The U.S. is supposed to withdraw their remaining troops from Iraq by December 31st. The war, which has been a huge loss for the U.S. and Iraq in almost every conceivable way, supposedly ended all combat missions last August. Time will tell if the U.S. keeps their promise, and what it will mean to return Iraq to sovereign control. Many in Iraq and the Middle East already have their doubts that any of their leaders actually represent them. A quick look back at American history in the Middle East will give anybody plenty of precedent for this supposition. So then what is their only option for gaining a government that actually represents the people and is for the people? [Hint: it’s revolution.] And what will be the consequences of this action in the West? Did the United States just set up Iraq to stage an Iran-esque revolution? Except perhaps with 1000x the casualties, insurgent groups and violence?
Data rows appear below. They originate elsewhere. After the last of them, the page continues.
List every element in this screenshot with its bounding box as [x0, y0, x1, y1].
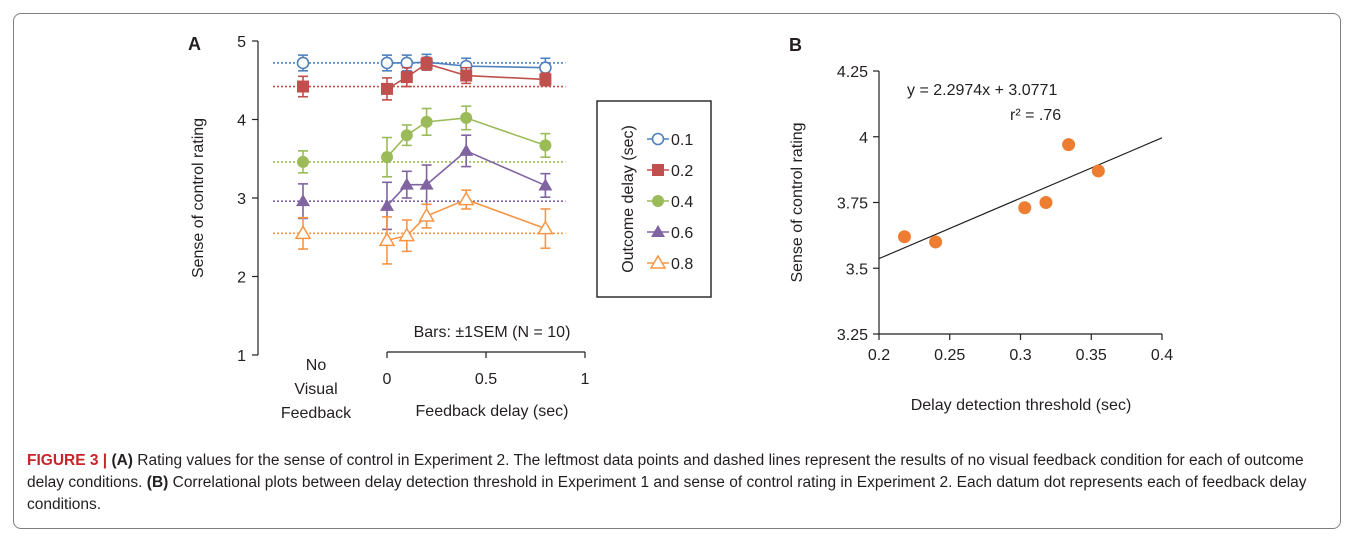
data-point	[381, 82, 393, 95]
data-point	[538, 178, 553, 191]
data-point	[460, 111, 473, 124]
legend-marker	[651, 225, 665, 237]
data-point	[537, 220, 554, 235]
no-feedback-label: Visual	[294, 381, 337, 398]
series-0.2	[273, 56, 566, 101]
data-point-no-feedback	[297, 155, 309, 168]
figure-frame	[13, 13, 1341, 529]
series-0.4	[273, 105, 566, 178]
data-point	[380, 198, 394, 211]
data-point	[460, 69, 473, 82]
y-tick-label-a: 5	[237, 34, 246, 51]
panel-label-a: A	[188, 34, 201, 54]
data-point	[419, 177, 434, 190]
x-axis-title-a: Feedback delay (sec)	[416, 403, 569, 420]
data-point	[539, 61, 552, 74]
data-point-no-feedback	[296, 56, 310, 70]
no-feedback-label: No	[306, 357, 327, 374]
y-tick-label-a: 4	[237, 113, 246, 130]
data-point	[380, 56, 394, 70]
no-feedback-label: Feedback	[281, 405, 352, 422]
x-tick-label-a: 0	[383, 371, 392, 388]
data-point-no-feedback	[294, 224, 312, 240]
x-tick-label-a: 1	[581, 371, 590, 388]
data-point	[381, 151, 393, 164]
legend-label: 0.2	[671, 163, 693, 180]
caption-part-b-text: Correlational plots between delay detect…	[27, 474, 1307, 513]
y-tick-label-a: 3	[237, 191, 246, 208]
data-point	[400, 129, 413, 142]
data-point	[378, 231, 396, 247]
series-0.6	[273, 134, 566, 231]
data-point	[398, 227, 416, 242]
legend-label: 0.4	[671, 194, 693, 211]
figure-caption: FIGURE 3 | (A) Rating values for the sen…	[27, 450, 1327, 516]
data-point	[418, 207, 435, 222]
data-point-no-feedback	[297, 80, 309, 93]
caption-part-a-text: Rating values for the sense of control i…	[27, 452, 1304, 491]
caption-part-b-label: (B)	[146, 474, 169, 491]
series-0.1	[273, 53, 566, 78]
legend-marker	[651, 132, 665, 146]
data-point	[457, 191, 475, 206]
x-tick-label-a: 0.5	[475, 371, 497, 388]
legend-label: 0.1	[671, 132, 693, 149]
legend-marker	[652, 195, 664, 207]
y-tick-label-a: 1	[237, 348, 246, 365]
data-point	[459, 143, 474, 156]
data-point	[539, 73, 552, 86]
caption-figure-label: FIGURE 3 |	[27, 452, 108, 469]
legend-marker	[649, 254, 667, 269]
data-point	[420, 115, 433, 128]
legend-label: 0.8	[671, 256, 693, 273]
data-point-no-feedback	[296, 194, 310, 207]
data-point	[420, 57, 433, 70]
legend-label: 0.6	[671, 225, 693, 242]
data-point	[400, 71, 413, 84]
legend-a: Outcome delay (sec) 0.1 0.2 0.4 0.6 0.8	[596, 100, 712, 298]
series-0.8	[273, 189, 566, 265]
chart-a: A 1 2 3 4 5 Sense of control rating 0 0.5 1 Feedba…	[188, 34, 712, 422]
bars-note: Bars: ±1SEM (N = 10)	[414, 324, 571, 341]
y-tick-label-a: 2	[237, 270, 246, 287]
data-point	[539, 139, 552, 152]
legend-title: Outcome delay (sec)	[620, 125, 637, 273]
data-point	[400, 56, 414, 70]
y-axis-title-a: Sense of control rating	[190, 118, 207, 278]
caption-part-a-label: (A)	[111, 452, 133, 469]
data-point	[399, 177, 414, 190]
legend-marker	[652, 164, 664, 176]
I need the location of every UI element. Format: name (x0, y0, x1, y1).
Iraq’s future has never looked so precarious. However, if you are in America or Europe you probably haven’t heard one word about it. It wasn’t until I happened upon a random article on Reuters that I’d even given Iraq a substantive second thought in months, perhaps even years. It’s easy to get overwhelmed by the level of destruction there and want to tune it all out. However, that is exactly why we need to stay on the issue and remember that for millions of people, the privilege to tune out the awful news does not exist. It is remembered in the form of their lost husband, their kidnapped daughter, and the destruction of their cities and culture. So lets at least put ourselves out there, for a minute or five, or however it long it takes to be even minimally informed, and remember that when we discard the pain and agony of an entire country we set ourselves up for failure, not just politically, but morally as well.

By Olivia Marudan

Cad. Boondoggler. Swindler. Ass. Plagiarist. Hutcher. A movable feast in the subtle culinary art of shit talking.

3 replies on “Can We Stop Ignoring Iraq?”

I agree that there is still a lot of work to be done. However, I don’t believe that ousting Saddam Hussein was a complete loss. Saying that Iraq’s future has never been more precarious is really interesting, can you expand on that? Also, what is your opinion on the idea floating around that none of the recent uprising could have occurred had SH still been in power?

Putting aside the fact that the war was illegal–and that there was no justifiable reason to invade–there are few people who mourn the death of Saddam. Even those Sunnis who benefited from his rule still lived in fear under his reign. The problem is that now you have majority (Shia) rule–and no minority rights. And that’s not so great, either; just witness how they’re trying to crush the protests in Baghdad and elsewhere (even though the people aren’t calling for an end to the regime, just, you know, electricity and drinking water).
The absence of a strong Iraq has also shifted the balance of power in the Middle East to an Iranian/Saudi showdown, which will have far-reaching implications. Strengthening the hand of Iran is a dangerous thing. However, I think that the Egyptian uprising would’ve happened with or without Saddam, and I think it would have spread elsewhere. There are times for certain things, and Egypt’s was now.